Secret tunnel found under Assembly building; Delhi government to refurbish
A mysterious tunnel-like structure, which was discovered at the Delhi Legislative Assembly, is in the news again. News agency ANI posted fresh pictures of the tunnel on Friday. The secret passage connects the Assembly building to the iconic Red Fort, which is located nearly 5.5 kilometers away, according to Delhi Legislative Assembly Speaker Ram Niwas Goel. Here's what we know about it.
Tunnel path destroyed due to metro projects, sewers
"When I became an MLA in 1993, there was hearsay about a tunnel present here that goes till Red Fort and I tried to search for its history.
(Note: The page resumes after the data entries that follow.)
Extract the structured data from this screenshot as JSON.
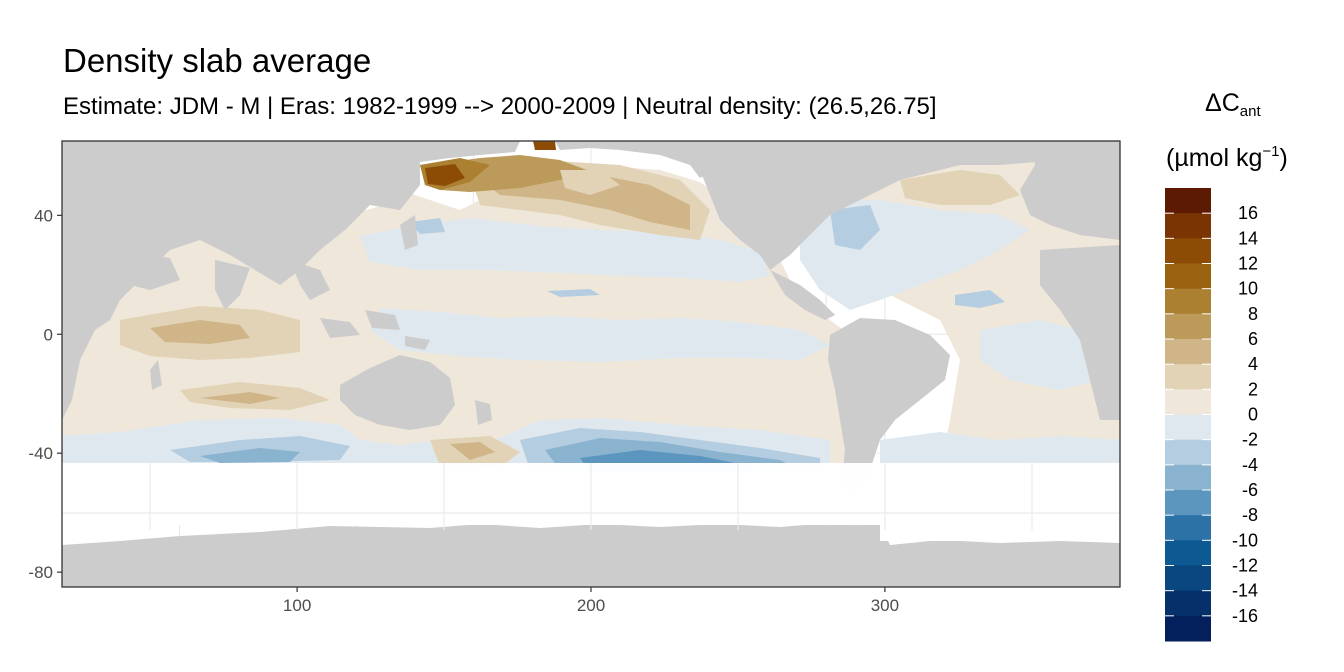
{
  "title": "Density slab average",
  "subtitle": "Estimate: JDM - M | Eras: 1982-1999 --> 2000-2009 | Neutral density: (26.5,26.75]",
  "chart_data": {
    "type": "heatmap",
    "title": "Density slab average",
    "subtitle": "Estimate: JDM - M | Eras: 1982-1999 --> 2000-2009 | Neutral density: (26.5,26.75]",
    "xlabel": "",
    "ylabel": "",
    "xlim": [
      20,
      380
    ],
    "ylim": [
      -85,
      65
    ],
    "x_ticks": [
      100,
      200,
      300
    ],
    "y_ticks": [
      40,
      0,
      -40,
      -80
    ],
    "grid": true,
    "legend": {
      "position": "right",
      "title_main": "ΔC",
      "title_sub": "ant",
      "unit_prefix": "(µmol kg",
      "unit_sup": "−1",
      "unit_suffix": ")",
      "labels": [
        "16",
        "14",
        "12",
        "10",
        "8",
        "6",
        "4",
        "2",
        "0",
        "-2",
        "-4",
        "-6",
        "-8",
        "-10",
        "-12",
        "-14",
        "-16"
      ],
      "colors": [
        "#5c1a02",
        "#7a3303",
        "#8d4c06",
        "#9a6210",
        "#ab8031",
        "#bc9a5a",
        "#cfb588",
        "#e2d3b6",
        "#efe7da",
        "#dfe8ef",
        "#b5cde0",
        "#8ab3d0",
        "#5c95bd",
        "#2d72a7",
        "#0d5a93",
        "#0a4680",
        "#06306a",
        "#031f5c"
      ]
    },
    "land_color": "#cccccc",
    "values_summary": {
      "north_pacific_max_region": "Kuril / Bering (~140-185 E, 45-60 N)",
      "north_pacific_max": 14,
      "southern_ocean_min_region": "South Pacific (~190-260 E, 40-45 S)",
      "southern_ocean_min": -8,
      "background": 0
    }
  }
}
But there was no clarity over it," Goel told ANI. He said they cannot dig the tunnel further as path has been destroyed due to metro projects and sewer installations.
Here are some pictures of the tunnel
A tunnel-like structure discovered at the Delhi Legislative Assembly. "It connects to the Red Fort. There is no clarity over its history, but it was used by Britishers to avoid reprisal while moving freedom fighters," said Delhi Assembly Speaker Ram Niwas Goel (2.09) pic.twitter.com/OESlRYik69— ANI (@ANI) September 2, 2021
Goel said it will be renovated by next year
Goel further said there was once a gallows room at the Assembly building, adding that would be renovated and opened for public. He said the work will be completed by the next Independence Day (August 15, 2022). "This place has a very rich history...We intend to renovate it in a way that tourists and visitors can get a reflection of our history."
Goel says tunnel was used to ferry freedom fighters
Goel said he believes the tunnel was used by the British to ferry freedom fighters to the building to execute them. "It was used by British to avoid reprisal while moving freedom fighters." However, there is no confirmation about his theory. It is also possible the tunnel belonged to some other period or simply served as a cellar beneath the building.
Historian says tunnel could belong to an earlier period
However, historian William Dalrymple had earlier disapproved of Goel's theory, according to a 2016 BBC report. "The British had military control, they could drive prisoners through the streets without any fear," he had said. Dalrymple speculated the tunnel dated back to the era of the 1857 war. "This tunnel may well be a grisly reminder of that moment," he had told the BBC.